I caressed the sides of her face with my palms, her hair falling on my wrists. I moved my hands down her face towards her neck, then onto her shoulders. I pulled her close to me and could feel her shaking skin on my cheek. She shivered in my embrace and I stroked her hair.

I let her go and fell back on the ground, sitting with my knees in my chest. She stood in front of me, crying. I wanted to tell her about the sacredness of human touch and the intimacy that flesh creates, and how she should never take it for granted or cheapen it by giving it away. Instead I just said thank you.

For what? She asked

I smiled and told her to go back to her mother. She ran off quickly and did not look back.

This is the part of the movie where the cops come, but they didn’t.

Monday
I called Emily.

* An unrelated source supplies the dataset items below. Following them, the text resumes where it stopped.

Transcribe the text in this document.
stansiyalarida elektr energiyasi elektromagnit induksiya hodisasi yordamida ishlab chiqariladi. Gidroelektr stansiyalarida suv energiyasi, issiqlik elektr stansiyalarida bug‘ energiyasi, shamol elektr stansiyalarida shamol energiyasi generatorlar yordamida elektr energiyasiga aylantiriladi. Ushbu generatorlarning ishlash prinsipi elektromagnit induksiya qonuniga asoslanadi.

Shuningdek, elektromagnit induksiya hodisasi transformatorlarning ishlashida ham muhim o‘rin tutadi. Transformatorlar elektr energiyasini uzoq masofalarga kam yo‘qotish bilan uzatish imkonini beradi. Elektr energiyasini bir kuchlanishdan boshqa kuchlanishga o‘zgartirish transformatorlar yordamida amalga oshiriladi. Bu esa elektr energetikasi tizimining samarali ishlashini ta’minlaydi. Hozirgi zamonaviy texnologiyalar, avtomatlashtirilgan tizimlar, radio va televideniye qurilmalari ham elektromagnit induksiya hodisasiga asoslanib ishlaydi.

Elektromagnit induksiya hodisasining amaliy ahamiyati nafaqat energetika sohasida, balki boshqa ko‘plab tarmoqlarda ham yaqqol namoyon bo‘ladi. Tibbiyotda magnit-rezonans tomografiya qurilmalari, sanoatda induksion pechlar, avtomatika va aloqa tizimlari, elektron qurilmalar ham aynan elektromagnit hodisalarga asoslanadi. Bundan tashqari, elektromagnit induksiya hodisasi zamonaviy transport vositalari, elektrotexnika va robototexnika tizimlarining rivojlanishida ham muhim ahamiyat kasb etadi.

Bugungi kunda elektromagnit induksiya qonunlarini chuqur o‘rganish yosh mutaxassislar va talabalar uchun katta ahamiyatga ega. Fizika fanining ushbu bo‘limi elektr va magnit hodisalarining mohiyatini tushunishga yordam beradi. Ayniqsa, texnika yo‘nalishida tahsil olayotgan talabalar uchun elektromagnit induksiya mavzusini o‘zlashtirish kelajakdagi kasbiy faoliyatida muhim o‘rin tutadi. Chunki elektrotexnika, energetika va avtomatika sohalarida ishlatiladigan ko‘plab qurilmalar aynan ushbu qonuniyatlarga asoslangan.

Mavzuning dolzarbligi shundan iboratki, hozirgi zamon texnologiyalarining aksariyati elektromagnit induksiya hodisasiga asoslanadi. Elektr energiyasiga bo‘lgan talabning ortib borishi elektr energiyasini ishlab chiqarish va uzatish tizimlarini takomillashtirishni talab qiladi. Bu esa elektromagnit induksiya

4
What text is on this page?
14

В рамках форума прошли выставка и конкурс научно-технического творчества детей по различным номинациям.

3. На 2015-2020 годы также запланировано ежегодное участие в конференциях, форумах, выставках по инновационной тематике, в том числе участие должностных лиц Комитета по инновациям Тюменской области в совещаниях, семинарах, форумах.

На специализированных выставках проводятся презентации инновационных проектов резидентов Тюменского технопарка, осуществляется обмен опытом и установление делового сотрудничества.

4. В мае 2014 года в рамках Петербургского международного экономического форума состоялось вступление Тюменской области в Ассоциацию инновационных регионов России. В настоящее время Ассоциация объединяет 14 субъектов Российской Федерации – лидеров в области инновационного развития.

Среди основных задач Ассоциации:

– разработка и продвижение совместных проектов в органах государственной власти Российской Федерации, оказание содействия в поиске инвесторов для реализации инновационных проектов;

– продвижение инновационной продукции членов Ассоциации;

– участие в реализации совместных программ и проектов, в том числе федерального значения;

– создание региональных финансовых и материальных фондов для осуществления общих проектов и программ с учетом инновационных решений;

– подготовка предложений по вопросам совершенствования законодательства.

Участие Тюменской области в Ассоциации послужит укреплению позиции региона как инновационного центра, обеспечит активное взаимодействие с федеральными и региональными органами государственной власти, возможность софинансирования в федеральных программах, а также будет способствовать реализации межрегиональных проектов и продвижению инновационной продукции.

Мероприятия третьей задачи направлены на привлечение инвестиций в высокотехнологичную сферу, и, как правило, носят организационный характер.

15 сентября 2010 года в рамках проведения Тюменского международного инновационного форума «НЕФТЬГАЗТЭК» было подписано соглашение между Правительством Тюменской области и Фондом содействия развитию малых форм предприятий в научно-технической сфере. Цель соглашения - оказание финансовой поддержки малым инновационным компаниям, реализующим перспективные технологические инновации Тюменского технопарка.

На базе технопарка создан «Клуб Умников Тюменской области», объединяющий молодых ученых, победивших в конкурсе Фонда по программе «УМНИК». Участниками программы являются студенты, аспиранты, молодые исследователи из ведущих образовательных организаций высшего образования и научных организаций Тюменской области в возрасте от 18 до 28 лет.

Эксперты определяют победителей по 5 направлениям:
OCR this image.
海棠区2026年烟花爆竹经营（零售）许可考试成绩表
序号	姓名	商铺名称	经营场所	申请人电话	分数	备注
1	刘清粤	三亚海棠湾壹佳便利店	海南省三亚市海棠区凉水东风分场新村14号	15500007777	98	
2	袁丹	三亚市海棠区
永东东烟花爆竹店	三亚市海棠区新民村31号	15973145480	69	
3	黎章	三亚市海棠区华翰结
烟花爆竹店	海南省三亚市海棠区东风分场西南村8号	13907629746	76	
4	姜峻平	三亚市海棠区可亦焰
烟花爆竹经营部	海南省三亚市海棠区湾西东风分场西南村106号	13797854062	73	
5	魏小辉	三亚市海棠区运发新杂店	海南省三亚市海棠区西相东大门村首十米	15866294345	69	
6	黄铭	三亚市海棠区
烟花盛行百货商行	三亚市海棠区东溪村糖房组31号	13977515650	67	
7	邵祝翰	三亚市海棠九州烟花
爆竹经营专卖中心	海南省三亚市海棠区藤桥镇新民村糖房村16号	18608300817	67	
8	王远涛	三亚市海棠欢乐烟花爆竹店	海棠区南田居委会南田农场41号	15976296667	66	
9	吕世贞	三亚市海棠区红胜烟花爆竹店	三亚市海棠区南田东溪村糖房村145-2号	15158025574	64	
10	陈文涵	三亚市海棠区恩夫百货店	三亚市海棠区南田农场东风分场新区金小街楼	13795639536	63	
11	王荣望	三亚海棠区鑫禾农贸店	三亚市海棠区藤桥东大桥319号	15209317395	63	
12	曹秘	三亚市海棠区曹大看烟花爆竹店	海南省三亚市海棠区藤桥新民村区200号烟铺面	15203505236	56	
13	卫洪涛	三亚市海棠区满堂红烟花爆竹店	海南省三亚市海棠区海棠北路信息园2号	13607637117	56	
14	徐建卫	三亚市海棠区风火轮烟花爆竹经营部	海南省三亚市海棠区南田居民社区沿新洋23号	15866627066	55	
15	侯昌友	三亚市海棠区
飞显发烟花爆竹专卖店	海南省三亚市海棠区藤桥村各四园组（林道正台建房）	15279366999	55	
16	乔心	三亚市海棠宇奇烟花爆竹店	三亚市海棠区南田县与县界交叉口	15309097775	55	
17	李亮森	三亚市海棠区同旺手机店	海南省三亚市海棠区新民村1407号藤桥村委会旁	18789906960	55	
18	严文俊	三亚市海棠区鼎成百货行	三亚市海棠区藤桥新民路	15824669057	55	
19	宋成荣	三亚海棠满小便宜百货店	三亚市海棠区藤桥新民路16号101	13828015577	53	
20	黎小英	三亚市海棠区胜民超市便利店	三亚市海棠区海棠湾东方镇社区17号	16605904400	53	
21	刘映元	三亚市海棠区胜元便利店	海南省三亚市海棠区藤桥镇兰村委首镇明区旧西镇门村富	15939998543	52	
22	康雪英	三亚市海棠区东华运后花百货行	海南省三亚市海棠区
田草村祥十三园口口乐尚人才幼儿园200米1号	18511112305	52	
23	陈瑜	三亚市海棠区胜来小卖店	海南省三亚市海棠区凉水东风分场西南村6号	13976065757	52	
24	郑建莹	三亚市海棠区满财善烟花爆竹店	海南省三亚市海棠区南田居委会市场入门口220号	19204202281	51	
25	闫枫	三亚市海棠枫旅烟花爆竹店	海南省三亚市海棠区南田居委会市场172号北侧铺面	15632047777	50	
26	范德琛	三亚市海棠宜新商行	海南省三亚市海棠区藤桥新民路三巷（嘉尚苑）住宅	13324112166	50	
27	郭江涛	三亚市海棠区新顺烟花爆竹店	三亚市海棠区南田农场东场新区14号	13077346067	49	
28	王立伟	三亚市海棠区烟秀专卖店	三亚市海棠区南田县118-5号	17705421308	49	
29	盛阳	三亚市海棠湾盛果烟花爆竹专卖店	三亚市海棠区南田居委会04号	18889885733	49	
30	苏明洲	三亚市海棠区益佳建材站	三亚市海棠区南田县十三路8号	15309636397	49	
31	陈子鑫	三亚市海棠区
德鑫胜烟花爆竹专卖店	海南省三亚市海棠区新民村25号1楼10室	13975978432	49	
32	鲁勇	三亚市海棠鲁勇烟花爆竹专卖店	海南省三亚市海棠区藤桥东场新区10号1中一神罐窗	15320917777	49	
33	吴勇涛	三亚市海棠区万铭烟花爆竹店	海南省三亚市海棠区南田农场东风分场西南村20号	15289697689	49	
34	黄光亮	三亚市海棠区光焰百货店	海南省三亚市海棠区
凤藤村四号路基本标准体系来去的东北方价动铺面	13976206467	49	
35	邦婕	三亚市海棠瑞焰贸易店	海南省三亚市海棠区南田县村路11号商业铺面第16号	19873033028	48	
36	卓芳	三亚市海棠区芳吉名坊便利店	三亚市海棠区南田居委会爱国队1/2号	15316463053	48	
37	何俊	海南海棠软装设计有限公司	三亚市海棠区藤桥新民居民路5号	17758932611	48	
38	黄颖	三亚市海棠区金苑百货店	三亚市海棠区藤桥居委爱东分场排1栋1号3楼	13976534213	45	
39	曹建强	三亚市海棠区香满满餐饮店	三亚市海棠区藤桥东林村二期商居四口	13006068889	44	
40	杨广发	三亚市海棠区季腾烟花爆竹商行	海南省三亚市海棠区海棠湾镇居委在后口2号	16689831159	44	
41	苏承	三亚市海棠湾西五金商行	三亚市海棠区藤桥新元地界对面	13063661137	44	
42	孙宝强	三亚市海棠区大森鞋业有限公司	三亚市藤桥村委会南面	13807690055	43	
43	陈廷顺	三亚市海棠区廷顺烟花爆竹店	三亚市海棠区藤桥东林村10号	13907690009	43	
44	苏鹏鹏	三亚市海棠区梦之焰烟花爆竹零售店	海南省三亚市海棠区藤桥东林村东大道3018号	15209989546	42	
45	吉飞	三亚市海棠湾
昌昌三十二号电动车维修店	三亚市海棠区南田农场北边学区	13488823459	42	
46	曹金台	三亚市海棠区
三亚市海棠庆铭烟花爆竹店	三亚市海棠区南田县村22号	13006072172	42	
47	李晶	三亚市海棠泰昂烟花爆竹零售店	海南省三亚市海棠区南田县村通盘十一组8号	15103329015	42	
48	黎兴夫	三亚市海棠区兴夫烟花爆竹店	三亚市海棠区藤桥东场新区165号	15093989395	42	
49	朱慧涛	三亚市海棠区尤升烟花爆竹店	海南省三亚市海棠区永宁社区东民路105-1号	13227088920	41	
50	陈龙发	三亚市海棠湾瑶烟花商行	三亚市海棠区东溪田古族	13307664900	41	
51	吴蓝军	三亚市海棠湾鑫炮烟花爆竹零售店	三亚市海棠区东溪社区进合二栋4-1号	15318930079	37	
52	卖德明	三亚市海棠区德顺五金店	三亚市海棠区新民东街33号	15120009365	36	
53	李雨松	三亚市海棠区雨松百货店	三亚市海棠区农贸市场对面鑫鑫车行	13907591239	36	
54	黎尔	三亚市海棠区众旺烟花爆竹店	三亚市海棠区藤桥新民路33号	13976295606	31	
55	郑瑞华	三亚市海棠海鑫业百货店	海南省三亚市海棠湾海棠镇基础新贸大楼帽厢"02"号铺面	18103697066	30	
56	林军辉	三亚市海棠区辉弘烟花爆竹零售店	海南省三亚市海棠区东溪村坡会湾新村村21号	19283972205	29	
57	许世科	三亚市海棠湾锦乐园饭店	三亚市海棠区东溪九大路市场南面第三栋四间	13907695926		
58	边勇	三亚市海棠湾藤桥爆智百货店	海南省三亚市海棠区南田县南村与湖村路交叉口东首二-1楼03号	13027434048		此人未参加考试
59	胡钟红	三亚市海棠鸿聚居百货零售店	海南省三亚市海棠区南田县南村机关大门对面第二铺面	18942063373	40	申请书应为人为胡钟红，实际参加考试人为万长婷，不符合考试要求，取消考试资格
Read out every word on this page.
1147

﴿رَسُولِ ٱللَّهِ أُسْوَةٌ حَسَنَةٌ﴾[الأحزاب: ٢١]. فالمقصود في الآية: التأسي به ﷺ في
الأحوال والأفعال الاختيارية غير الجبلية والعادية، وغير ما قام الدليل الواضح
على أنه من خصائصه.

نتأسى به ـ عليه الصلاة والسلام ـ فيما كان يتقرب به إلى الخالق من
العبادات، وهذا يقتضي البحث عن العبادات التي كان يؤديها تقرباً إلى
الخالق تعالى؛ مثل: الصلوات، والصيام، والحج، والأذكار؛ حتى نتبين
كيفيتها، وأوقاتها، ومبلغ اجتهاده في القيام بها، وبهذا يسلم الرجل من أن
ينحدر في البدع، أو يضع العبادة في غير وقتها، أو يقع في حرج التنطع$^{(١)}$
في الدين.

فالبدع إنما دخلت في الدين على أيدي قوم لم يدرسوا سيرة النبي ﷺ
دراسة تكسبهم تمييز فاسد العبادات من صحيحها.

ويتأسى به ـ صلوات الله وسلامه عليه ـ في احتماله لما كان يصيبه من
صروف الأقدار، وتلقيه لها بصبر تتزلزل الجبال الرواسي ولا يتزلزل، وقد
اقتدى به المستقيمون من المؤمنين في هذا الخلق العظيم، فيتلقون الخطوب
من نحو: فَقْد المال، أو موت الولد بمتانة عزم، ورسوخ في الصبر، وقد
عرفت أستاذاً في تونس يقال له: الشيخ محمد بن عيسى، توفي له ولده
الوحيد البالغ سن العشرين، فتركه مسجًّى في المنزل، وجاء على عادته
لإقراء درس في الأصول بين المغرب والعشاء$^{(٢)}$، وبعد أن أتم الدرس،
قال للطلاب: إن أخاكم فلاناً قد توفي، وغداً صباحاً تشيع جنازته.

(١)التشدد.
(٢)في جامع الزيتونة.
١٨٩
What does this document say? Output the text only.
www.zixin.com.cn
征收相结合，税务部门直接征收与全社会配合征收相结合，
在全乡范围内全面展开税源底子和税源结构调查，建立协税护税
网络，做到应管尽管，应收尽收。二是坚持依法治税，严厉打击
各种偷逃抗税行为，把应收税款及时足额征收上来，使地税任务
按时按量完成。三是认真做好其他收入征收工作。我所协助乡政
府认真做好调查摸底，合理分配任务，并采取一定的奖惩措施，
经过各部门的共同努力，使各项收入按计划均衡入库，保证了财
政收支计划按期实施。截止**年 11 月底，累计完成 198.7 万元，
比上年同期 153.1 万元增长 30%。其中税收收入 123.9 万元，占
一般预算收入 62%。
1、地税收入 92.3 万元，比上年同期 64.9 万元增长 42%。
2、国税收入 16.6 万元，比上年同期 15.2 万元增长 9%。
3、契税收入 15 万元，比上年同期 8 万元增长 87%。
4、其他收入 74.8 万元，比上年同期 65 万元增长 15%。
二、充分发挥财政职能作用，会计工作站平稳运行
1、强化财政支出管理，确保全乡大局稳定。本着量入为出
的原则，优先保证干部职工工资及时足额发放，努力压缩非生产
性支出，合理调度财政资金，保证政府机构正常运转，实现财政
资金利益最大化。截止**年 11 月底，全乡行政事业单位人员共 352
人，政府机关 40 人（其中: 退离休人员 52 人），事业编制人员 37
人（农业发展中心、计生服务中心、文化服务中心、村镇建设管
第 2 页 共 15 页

When did they let you out? I asked.

Friday.
I told her I didn’t want to come back. She said she didn’t want me to come back

It was the first thing we agreed on in a long time.

I packed my things and checked out of the motel. I drove out of town and toward something new. As I passed the diner I could see the dachshund through the glass. It motioned for me to leave – go find another park, it said, go find another chance.

California.

Tuesday
I assume that Tuesdays are difficult for everyone, but I’m not concerned about everyone; I’m only concerned with myself.